I'm not sure now that I even need to try it. I remember reading somewhere that you compared it to Supermarket value. I'm currently drinking a very nice bottle of the Coop's take on Budvar. And very nice it is too.
I recall Stella Artois in Europe 20 years ago being an excellent, flowery lager; today it is a shadow of that beer in my opinion. Also, the whole idea of adding coriander to lager strikes me as wrong or at least, premature. This might be a good line extension but first make a top-class premium lager and build on that (if need be).
I believe an opportunity is being missed here. Perhaps it is just as well, because it leaves the field more clear for craft and older-established regional brewers of high quality, e.g., Fuller's in England.
Gary
Fair play to you for actually drinking one before slagging it off, unlike many beer geeks.
Whilst its presentation in that instance looks poor, I'm not sure most British drinkers are aware black lager exists. Beer geeks are aware of swartzbiers but most drinkers associate ale with being brown and lager with being golden.
They may have missed a trick in not bringing to market a genuine premium pilsner, but customers are more discerning than beer geeks believe. People will not pay more unless it is better, and customers will determine a brands success and not internet beer geeks.
If I saw Black I would expect it to be direct competition to the Dark Budwar. Is the Stella over here anything like the Whitbread brewed stuff of old or is it the same as the rest of Europe now. The Whitbread stuff did remarkably well over here for years, I know I worked for them, and yes we knew it was crap
The actual Stella Black branded glassware is quite nice. The training for bar staff is brief, to say the least. Main problem is brand awareness – very little advertising (they say they do niche advertising – so niche I've never seen it) punters don't know what it is. Tastes no worse than most other so called premium lagers.
Howdy. My pub – The Oatlands Chaser in Weybridge – serves Stella Black and pretty much every person asks "Is it black?". I hold in a giggle and say no but I continue to recommend it.

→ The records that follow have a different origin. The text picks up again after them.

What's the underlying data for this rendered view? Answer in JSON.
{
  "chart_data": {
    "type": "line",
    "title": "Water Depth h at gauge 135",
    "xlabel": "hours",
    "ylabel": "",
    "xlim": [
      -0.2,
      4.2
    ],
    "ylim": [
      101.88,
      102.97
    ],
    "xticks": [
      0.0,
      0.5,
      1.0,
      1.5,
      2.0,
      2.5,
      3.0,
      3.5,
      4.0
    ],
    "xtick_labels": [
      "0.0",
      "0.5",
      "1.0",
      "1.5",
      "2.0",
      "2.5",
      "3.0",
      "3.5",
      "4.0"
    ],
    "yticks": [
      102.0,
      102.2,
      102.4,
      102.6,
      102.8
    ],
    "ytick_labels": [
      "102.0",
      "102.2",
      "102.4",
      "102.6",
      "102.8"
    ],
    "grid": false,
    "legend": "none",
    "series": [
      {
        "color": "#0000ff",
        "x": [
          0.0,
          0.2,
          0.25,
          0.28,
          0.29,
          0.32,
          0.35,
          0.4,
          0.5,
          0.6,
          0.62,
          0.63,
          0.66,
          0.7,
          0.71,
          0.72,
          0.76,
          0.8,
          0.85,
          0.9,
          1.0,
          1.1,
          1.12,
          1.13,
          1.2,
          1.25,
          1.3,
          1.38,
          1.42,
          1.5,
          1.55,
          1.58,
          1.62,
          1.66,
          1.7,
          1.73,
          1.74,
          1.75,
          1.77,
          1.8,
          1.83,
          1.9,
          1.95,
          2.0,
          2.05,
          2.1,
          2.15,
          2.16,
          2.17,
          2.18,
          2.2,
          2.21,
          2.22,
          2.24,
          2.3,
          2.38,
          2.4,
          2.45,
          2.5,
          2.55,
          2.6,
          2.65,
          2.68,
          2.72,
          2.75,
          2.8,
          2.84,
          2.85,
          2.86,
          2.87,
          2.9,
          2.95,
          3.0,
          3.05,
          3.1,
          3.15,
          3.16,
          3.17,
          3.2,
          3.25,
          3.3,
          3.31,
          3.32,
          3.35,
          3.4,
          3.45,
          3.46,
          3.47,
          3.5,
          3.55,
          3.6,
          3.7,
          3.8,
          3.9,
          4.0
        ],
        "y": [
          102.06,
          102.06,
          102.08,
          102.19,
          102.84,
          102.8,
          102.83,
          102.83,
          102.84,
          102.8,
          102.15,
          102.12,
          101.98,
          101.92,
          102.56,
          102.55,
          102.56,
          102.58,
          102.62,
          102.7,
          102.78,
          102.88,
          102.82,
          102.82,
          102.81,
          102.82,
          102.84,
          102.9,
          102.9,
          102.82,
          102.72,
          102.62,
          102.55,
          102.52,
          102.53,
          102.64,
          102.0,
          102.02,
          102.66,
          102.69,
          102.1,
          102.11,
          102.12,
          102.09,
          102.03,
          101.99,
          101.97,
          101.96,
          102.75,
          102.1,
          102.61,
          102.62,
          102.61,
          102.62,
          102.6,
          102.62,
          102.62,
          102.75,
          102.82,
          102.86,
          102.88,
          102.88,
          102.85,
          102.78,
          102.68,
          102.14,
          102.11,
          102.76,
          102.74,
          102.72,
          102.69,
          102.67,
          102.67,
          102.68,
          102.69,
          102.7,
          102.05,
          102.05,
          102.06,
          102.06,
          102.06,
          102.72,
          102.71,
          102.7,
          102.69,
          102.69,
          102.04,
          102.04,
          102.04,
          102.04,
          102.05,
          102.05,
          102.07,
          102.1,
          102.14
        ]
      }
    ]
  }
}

Other beers on tap are the regular crowd: Carling, Becks, Peroni, Grolsch Blond and London Pride, Doom Bar and a guest beer. I'll recommend Stella Black because it has SOME taste to it. Everything else just tastes incredibly bland. If I wasn't terrified of this imaginary trade standards man who is frequently tossed about I'd conduct an experiment where I serve different beers in the same branded glass and see if people really knew the difference.
As for training there's been nothing. We didn't even get the bar blade that's meant to turn up with it. Bummer.
Stella Black is an attempt to relaunch Peeterman Artois which was taken out of circulation by AB-InBev a couple of years ago due to falling sales.
Maturation period for normal Stella is a few days, 4 at most so maybe this one is 5 🙂 ?
They are a desperate business trying to hold onto market share in the UK and will try anything….
my local serves this. the tap for it is tall and kinda fancy and not like the one in your picture. also mine was served in the glass(goblet) as shown in the advert which looks very nice. i also like the taste. i think the pub where you got it must be useless!!
Has this died the death along with Artois Bock and Peeterman? I can't say I've ever seen it in a pub.
I thought it was lovely when i tried it last night!
Does Stella Black still exist? Tried this in a Nicholsons pub myself years ago and thought it was decent. But then next time I went to the same pub, it was just gone.
Think it juust vanished without trace, like so many of these things do. It was a poorly thought out idea at the time and I guess my prediction was right.